All the same, Elizabeth’s initial impression of Lady de Bourgh took a sour turn; one can only hope Elizabeth learned once more to form her judgments of others after meeting them personally. Finally, the reader often forms his or her own opinions of the characters. The reader usually forms these opinions when the author initially introduces the character, but may change throughout the novel, determined by the character’s decisions.
The relationships most important and often changing are the relationships between the reader and Elizabeth Bennet, as well as with Mr. Darcy. At once, Jane Austen portrayed Elizabeth Bennet as “not half so handsome as Jane, nor half so good humoured as Lydia” but was often preferred by her father over her four sisters (Austen, 2). She is also quick-witted, confidant, and had a “lively, playful disposition, which delighted in anything ridiculous” (Austen, 7). Furthermore, Elizabeth acted as though her opinions were always correct, even though more often than not, these opinions were entirely incorrect.
Regardless, one cannot form their opinions about a character based upon the first few pages. Throughout the novel, not only does Elizabeth’s character grow, but also does the readers’ view of her. By the end of the novel, Elizabeth understood, and accepted the social ladder, and her standing upon it. She also had love and respect for Darcy, her predetermined foe. These outlooks are much different from the beginning Elizabeth, who found social standing frivolous and silly, and Darcy an arrogant pig.

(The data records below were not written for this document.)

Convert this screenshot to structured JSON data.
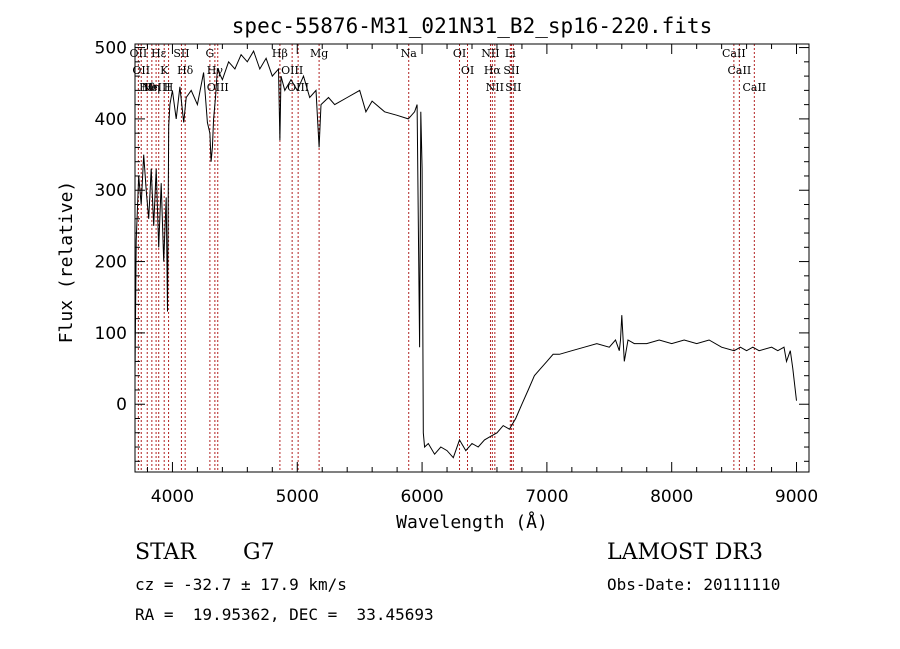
{
  "chart_data": {
    "type": "line",
    "title": "spec-55876-M31_021N31_B2_sp16-220.fits",
    "xlabel": "Wavelength (Å)",
    "ylabel": "Flux (relative)",
    "xlim": [
      3700,
      9100
    ],
    "ylim": [
      -95,
      505
    ],
    "xticks": [
      4000,
      5000,
      6000,
      7000,
      8000,
      9000
    ],
    "yticks": [
      0,
      100,
      200,
      300,
      400,
      500
    ],
    "grid": false,
    "series": [
      {
        "x": [
          3700,
          3710,
          3730,
          3750,
          3770,
          3790,
          3810,
          3830,
          3850,
          3870,
          3890,
          3910,
          3930,
          3950,
          3960,
          3970,
          3980,
          4000,
          4030,
          4060,
          4090,
          4110,
          4150,
          4200,
          4250,
          4280,
          4300,
          4310,
          4320,
          4330,
          4345,
          4360,
          4400,
          4450,
          4500,
          4550,
          4600,
          4650,
          4700,
          4750,
          4800,
          4850,
          4861,
          4870,
          4900,
          4950,
          5000,
          5050,
          5100,
          5150,
          5175,
          5190,
          5250,
          5300,
          5400,
          5500,
          5550,
          5600,
          5700,
          5800,
          5890,
          5940,
          5960,
          5980,
          5990,
          6000,
          6010,
          6020,
          6050,
          6100,
          6150,
          6200,
          6250,
          6300,
          6350,
          6400,
          6450,
          6500,
          6550,
          6600,
          6650,
          6700,
          6750,
          6800,
          6850,
          6900,
          6950,
          7000,
          7050,
          7100,
          7200,
          7300,
          7400,
          7500,
          7550,
          7580,
          7590,
          7600,
          7620,
          7650,
          7700,
          7800,
          7900,
          8000,
          8100,
          8200,
          8300,
          8400,
          8500,
          8550,
          8600,
          8650,
          8700,
          8800,
          8850,
          8900,
          8920,
          8950,
          8970,
          9000
        ],
        "y": [
          40,
          230,
          320,
          280,
          350,
          300,
          260,
          330,
          250,
          330,
          220,
          310,
          200,
          290,
          130,
          390,
          420,
          440,
          400,
          445,
          395,
          430,
          440,
          420,
          465,
          395,
          380,
          340,
          360,
          400,
          430,
          470,
          455,
          480,
          470,
          490,
          480,
          495,
          470,
          485,
          460,
          470,
          370,
          460,
          440,
          455,
          440,
          460,
          430,
          440,
          360,
          420,
          430,
          420,
          430,
          440,
          410,
          425,
          410,
          405,
          400,
          410,
          420,
          80,
          410,
          330,
          -40,
          -60,
          -55,
          -70,
          -60,
          -65,
          -75,
          -50,
          -65,
          -55,
          -60,
          -50,
          -45,
          -40,
          -30,
          -35,
          -20,
          0,
          20,
          40,
          50,
          60,
          70,
          70,
          75,
          80,
          85,
          80,
          90,
          75,
          90,
          125,
          60,
          90,
          85,
          85,
          90,
          85,
          90,
          85,
          90,
          80,
          75,
          80,
          75,
          80,
          75,
          80,
          75,
          80,
          60,
          75,
          50,
          5
        ]
      }
    ],
    "lines": [
      {
        "x": 3727,
        "labels": [
          "OII"
        ]
      },
      {
        "x": 3750,
        "labels": [
          "OII"
        ]
      },
      {
        "x": 3798,
        "labels": [
          "Hθ"
        ]
      },
      {
        "x": 3835,
        "labels": [
          "Hη"
        ]
      },
      {
        "x": 3869,
        "labels": [
          "NeIII"
        ]
      },
      {
        "x": 3890,
        "labels": [
          "Hε"
        ]
      },
      {
        "x": 3934,
        "labels": [
          "K"
        ]
      },
      {
        "x": 3969,
        "labels": [
          "H"
        ]
      },
      {
        "x": 4072,
        "labels": [
          "SII"
        ]
      },
      {
        "x": 4102,
        "labels": [
          "Hδ"
        ]
      },
      {
        "x": 4300,
        "labels": [
          "G"
        ]
      },
      {
        "x": 4340,
        "labels": [
          "Hγ"
        ]
      },
      {
        "x": 4363,
        "labels": [
          "OIII"
        ]
      },
      {
        "x": 4861,
        "labels": [
          "Hβ"
        ]
      },
      {
        "x": 4959,
        "labels": [
          "OIII"
        ]
      },
      {
        "x": 5007,
        "labels": [
          "OIII"
        ]
      },
      {
        "x": 5175,
        "labels": [
          "Mg"
        ]
      },
      {
        "x": 5893,
        "labels": [
          "Na"
        ]
      },
      {
        "x": 6300,
        "labels": [
          "OI"
        ]
      },
      {
        "x": 6364,
        "labels": [
          "OI"
        ]
      },
      {
        "x": 6548,
        "labels": [
          "NII"
        ]
      },
      {
        "x": 6563,
        "labels": [
          "Hα"
        ]
      },
      {
        "x": 6583,
        "labels": [
          "NII"
        ]
      },
      {
        "x": 6707,
        "labels": [
          "Li"
        ]
      },
      {
        "x": 6716,
        "labels": [
          "SII"
        ]
      },
      {
        "x": 6731,
        "labels": [
          "SII"
        ]
      },
      {
        "x": 8498,
        "labels": [
          "CaII"
        ]
      },
      {
        "x": 8542,
        "labels": [
          "CaII"
        ]
      },
      {
        "x": 8662,
        "labels": [
          "CaII"
        ]
      }
    ]
  },
  "info": {
    "class_label": "STAR",
    "subclass": "G7",
    "cz": "cz = -32.7 ± 17.9 km/s",
    "radec": "RA =  19.95362, DEC =  33.45693",
    "survey": "LAMOST DR3",
    "obsdate": "Obs-Date: 20111110"
  },
  "colors": {
    "line_marker": "#b22222",
    "spectrum": "#000000"
  }
}
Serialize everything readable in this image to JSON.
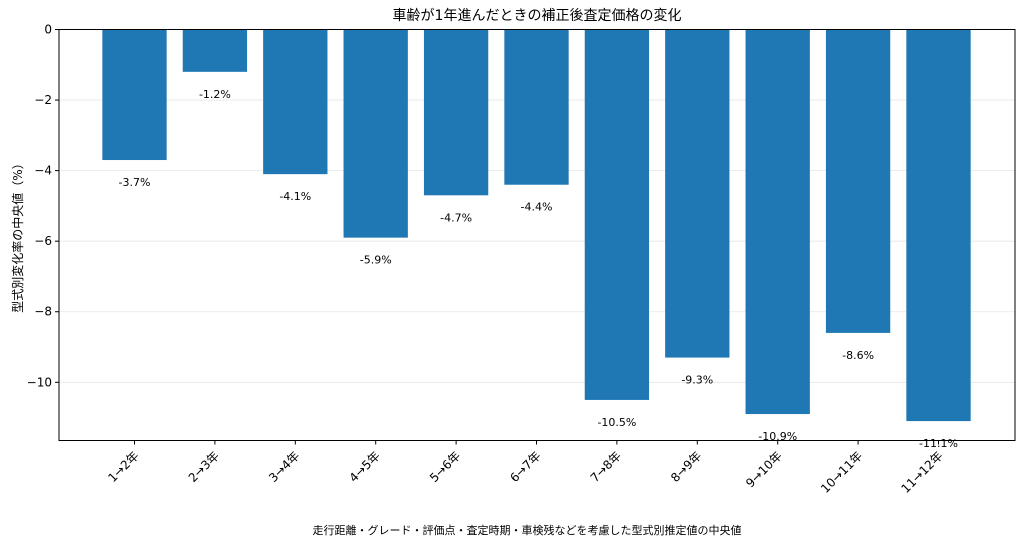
{
  "chart_data": {
    "type": "bar",
    "title": "車齢が1年進んだときの補正後査定価格の変化",
    "ylabel": "型式別変化率の中央値（%）",
    "xlabel": "",
    "note": "走行距離・グレード・評価点・査定時期・車検残などを考慮した型式別推定値の中央値",
    "categories": [
      "1→2年",
      "2→3年",
      "3→4年",
      "4→5年",
      "5→6年",
      "6→7年",
      "7→8年",
      "8→9年",
      "9→10年",
      "10→11年",
      "11→12年"
    ],
    "values": [
      -3.7,
      -1.2,
      -4.1,
      -5.9,
      -4.7,
      -4.4,
      -10.5,
      -9.3,
      -10.9,
      -8.6,
      -11.1
    ],
    "data_labels": [
      "-3.7%",
      "-1.2%",
      "-4.1%",
      "-5.9%",
      "-4.7%",
      "-4.4%",
      "-10.5%",
      "-9.3%",
      "-10.9%",
      "-8.6%",
      "-11.1%"
    ],
    "yticks": [
      0,
      -2,
      -4,
      -6,
      -8,
      -10
    ],
    "ytick_labels": [
      "0",
      "−2",
      "−4",
      "−6",
      "−8",
      "−10"
    ],
    "ylim": [
      -11.65,
      0
    ],
    "grid": true,
    "bar_color": "#1f77b4"
  }
}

Similarly, the relationship between the reader and Darcy changed and grew, as did his character. Mr. Darcy lived up to Elizabeth’s description of him while at the Meryton ball. Up until exclaiming his zealous love for her, Darcy came off as an arrogant and proud snob. However, after realizing the emotional pain he caused Elizabeth, Darcy set their differences aside and did anything and everything in his power to win her over, including risking his social stature to assist in the marriage of Mary Bennet and George Wickham. Clearly, Darcy set his pride and prejudices aside for the woman he loved. From the first page, the characters of Pride and Prejudice judged others based on their first impressions.
This includes Mrs. Bennet, who wanted one of her daughters to marry Charles Bingley purely because of his wealth and social stature. Proven by the relationships Elizabeth Bennet has with Fitzwilliam Darcy, George Wickham, and Lady Catherine de Bourgh, as well as the relationship the reader has with Elizabeth and Darcy, first impressions are not always, if ever, correct. Essentially, one must base his or her opinions of another based upon that other’s actions. After all, actions speak louder than words.